As we are using an Actor-Critic network we initialy need to define two networks: 1) self.actor_net and 2) self.critic_net. But, in this example, we want to implement only just one neural network to process the input data with two output heads, one for the Actor and one for the Critic. To this end, we are going to define just a single network, but this deep modification will force us to re-implement the prediction and training methods.

We will use the self.actor_net param to aour single network to avoid make modifications of some other functionalities due to a name change. 

#### Optimizer and Loss Function

We redefined the "compile" method to define our prefered optimizer instead of the defaul one and we select that we want to use the ppo loss for discrete action spaces (this is the default loss but here we can specify another diferent loss).

#### Train and Predict

We have modified the predict methos in order to return only the actions and not the state values as the original one does. 

Finally, we have modified the _train_step method to use only one network and remove the calls to the original variable "self.crtitic_net" that we do not already need. 

In [9]:
class CustomNet(PPONet):
    def __init__(self, input_shape, tensorboard_dir=None):
        super().__init__(actor_net=self._build_net(input_shape), 
                         critic_net=None, 
                         tensorboard_dir=tensorboard_dir)

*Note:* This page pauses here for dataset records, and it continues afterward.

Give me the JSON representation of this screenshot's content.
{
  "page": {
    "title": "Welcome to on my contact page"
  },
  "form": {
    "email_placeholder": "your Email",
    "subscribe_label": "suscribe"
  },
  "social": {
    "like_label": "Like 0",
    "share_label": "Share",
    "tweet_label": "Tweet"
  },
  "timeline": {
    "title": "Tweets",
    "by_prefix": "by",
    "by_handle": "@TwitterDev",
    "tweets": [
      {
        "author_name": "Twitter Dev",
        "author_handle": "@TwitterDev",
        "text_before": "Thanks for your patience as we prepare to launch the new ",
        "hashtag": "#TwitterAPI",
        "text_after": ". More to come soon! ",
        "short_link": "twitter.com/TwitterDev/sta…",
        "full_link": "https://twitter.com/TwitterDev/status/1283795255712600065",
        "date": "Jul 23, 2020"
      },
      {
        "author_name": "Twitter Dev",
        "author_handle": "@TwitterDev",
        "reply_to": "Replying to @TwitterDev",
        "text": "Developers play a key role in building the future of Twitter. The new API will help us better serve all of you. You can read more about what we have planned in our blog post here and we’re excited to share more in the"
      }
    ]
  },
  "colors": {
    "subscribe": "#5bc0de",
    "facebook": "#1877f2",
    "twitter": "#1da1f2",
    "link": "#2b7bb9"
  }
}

        self.loss_sumaries = custom_loss_sumaries
        self.rl_loss_sumaries = custom_rl_loss_sumaries
        self.rl_sumaries = custom_rl_sumaries

    def _build_net(self, input_shape):
        input_data = Input(shape=input_shape)
        lstm = LSTM(64, activation='tanh')(input_data)
        dense = Dense(256, activation='relu')(lstm)
        
        # Actor head
        act_dense = Dense(128, activation='relu')(dense)
        act_output = Dense(4, activation="softmax")(act_dense)
        
        # Critic Head
        critic_dense = Dense(64, activation='relu')(dense)
        critic_output = Dense(1, activation="linear")(critic_dense)

        return tf.keras.models.Model(inputs=input_data, outputs=[act_output, critic_output])


    def compile(self, loss, optimizer, metrics=None):
        self.loss_func_actor = losses.ppo_loss_discrete
        self.loss_func_critic = None
        self.optimizer_actor = tf.keras.optimizers.SGD(1e-3, momentum=0.2)
        self.optimizer_critic = None
        self.calculate_advantages = returns_calculations.gae
        self.metrics = metrics

    def predict(self, x):
        y_ = self._predict(x)
        return y_[0].numpy()

    @tf.function(experimental_relax_shapes=True)
    def _train_step(self, x, old_prediction, y, returns, advantages, stddev=None, loss_clipping=0.3,
                   critic_discount=0.5, entropy_beta=0.001):
        with tf.GradientTape() as tape:
            y_ = self.actor_net(x, training=True)
            loss_actor = self.loss_func_actor(y, y_[0], advantages, old_prediction, returns, y_[1], stddev, loss_clipping,
                                  critic_discount, entropy_beta)

        variables_actor = self.actor_net.trainable_variables
        gradients_actor,  = tape.gradient(loss_actor, variables_actor)
        self.optimizer_actor.apply_gradients(zip(gradients_actor, variables_actor))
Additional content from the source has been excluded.